Discarica

Discarica: Le prime reazioni al sequestro

Depalma promette un consiglio comunale monotematico, l’onorevole Galizia interpella il Ministro dell’Ambiente

Cronaca
Giovinazzo venerdì 05 marzo 2021
di La Redazione
Discarica di San Pietro Pago
Discarica di San Pietro Pago © archivio Mino Ciocia

«Abbiamo appreso dalla stampa, da un articolo pubblicato oggi su “La Gazzetta del Mezzogiorno”, della chiusura da parte della Procura di Bari delle indagini sulla Daneco, la società che ha gestito la discarica di Giovinazzo, in località San Pietro Pago, fino al 2018. Ora, non avendo io ricevuto come sindaco alcuna informazione nel merito, ho chiesto immediatamente all’Arpa Puglia di effettuare tempestivamente altri rilievi aggiornati sull’area. Inoltre, ho incaricato il nostro legale  di chiedere un incontro con la Procura di Bari per essere edotti sulla situazione ambientale del sito oggetto dell’indagine. Aggiungo che la mia maggioranza ha già chiesto, con la solita trasparenza e linearità di comportamento, un Consiglio comunale monotematico perché è giusto che io riferisca  tutte le informazioni in nostro possesso su questa vicenda, informazioni che ovviamente avremo nei prossimi giorni». Così ha commentato il sindaco Tommaso Depalma la notizia del sequestro preventivo e la confisca di beni per 1milione e mezzo di euro. 
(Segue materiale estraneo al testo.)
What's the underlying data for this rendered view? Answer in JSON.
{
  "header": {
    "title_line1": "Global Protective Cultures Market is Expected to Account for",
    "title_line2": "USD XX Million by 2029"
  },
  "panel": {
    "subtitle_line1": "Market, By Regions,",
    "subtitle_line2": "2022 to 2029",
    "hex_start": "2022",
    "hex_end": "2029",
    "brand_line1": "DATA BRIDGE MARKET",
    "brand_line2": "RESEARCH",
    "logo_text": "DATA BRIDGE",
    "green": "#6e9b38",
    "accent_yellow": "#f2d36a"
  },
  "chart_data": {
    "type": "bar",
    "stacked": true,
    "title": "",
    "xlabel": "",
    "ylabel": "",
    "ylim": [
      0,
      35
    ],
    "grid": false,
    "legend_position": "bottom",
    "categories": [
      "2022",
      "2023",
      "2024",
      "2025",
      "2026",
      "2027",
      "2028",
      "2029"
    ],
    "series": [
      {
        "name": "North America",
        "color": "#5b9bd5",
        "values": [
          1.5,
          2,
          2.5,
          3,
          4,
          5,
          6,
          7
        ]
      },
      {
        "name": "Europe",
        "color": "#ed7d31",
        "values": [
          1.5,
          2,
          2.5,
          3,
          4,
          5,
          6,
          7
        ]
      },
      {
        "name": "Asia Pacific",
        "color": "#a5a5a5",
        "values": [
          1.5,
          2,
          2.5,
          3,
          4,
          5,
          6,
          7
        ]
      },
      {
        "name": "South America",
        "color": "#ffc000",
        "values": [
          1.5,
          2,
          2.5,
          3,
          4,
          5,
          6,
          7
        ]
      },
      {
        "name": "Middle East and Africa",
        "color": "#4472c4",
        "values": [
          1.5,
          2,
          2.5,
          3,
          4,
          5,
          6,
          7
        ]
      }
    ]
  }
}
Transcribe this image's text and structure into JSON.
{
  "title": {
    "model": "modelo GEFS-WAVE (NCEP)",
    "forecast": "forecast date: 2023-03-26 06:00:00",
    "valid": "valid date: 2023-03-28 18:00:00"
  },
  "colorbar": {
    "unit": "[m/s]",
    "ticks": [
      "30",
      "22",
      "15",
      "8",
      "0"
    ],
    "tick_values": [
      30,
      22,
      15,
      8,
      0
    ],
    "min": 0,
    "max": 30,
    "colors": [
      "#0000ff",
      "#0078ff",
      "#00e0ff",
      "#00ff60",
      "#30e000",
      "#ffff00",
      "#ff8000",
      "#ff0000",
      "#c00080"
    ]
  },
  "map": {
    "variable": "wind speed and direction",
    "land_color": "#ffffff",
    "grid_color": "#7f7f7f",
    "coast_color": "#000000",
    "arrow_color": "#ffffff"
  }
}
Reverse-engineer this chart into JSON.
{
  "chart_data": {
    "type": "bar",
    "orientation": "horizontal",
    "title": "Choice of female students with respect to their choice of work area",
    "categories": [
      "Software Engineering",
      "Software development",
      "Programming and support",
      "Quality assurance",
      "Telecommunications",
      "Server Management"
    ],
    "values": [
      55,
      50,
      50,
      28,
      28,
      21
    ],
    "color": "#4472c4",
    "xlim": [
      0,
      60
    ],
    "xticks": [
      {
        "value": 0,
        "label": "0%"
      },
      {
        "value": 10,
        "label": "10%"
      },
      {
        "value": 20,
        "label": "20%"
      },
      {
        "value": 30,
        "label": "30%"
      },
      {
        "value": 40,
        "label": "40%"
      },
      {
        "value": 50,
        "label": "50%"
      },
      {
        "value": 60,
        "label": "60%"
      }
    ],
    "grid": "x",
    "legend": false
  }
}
Sulla questione è intervenuta anche l’onorevole Francesca Galizia che insieme alla sua collega Francesca Anna Ruggiero, ha presentato una interrogazione parlamentare al Ministro dell’Ambiente. «Lo scopo – si legge in un comunicato congiunto - è quello di conoscere quali azioni il Ministro voglia adottare nell’ambito della vicenda dell’inquinamento ambientale che sarebbe stato commesso dalla Daneco impianti, accusata di aver smaltito il percolato della discarica di Giovinazzo iniettandolo direttamente nel sottosuolo, con grave rischio per l’ambiente e per la salute dei cittadini». «Il quadro dipinto dagli inquirenti – continua il comunicato – è sconcertante. Questa società, privilegiando esclusivamente l’interesse economico rispetto a quello ambientale e della salute delle persone, avrebbe danneggiato il territorio, inquinando la falda acquifera e risparmiando circa 1,5 milioni di euro sullo smaltimento. Un autentico abuso della nostra terra, compiuto nell’interesse di pochissime persone e a danno della collettività e delle generazioni future. Ringraziamo gli inquirenti per il lavoro svolto e confidiamo nella giustizia per accertare con chiarezza tutte le responsabilità del caso».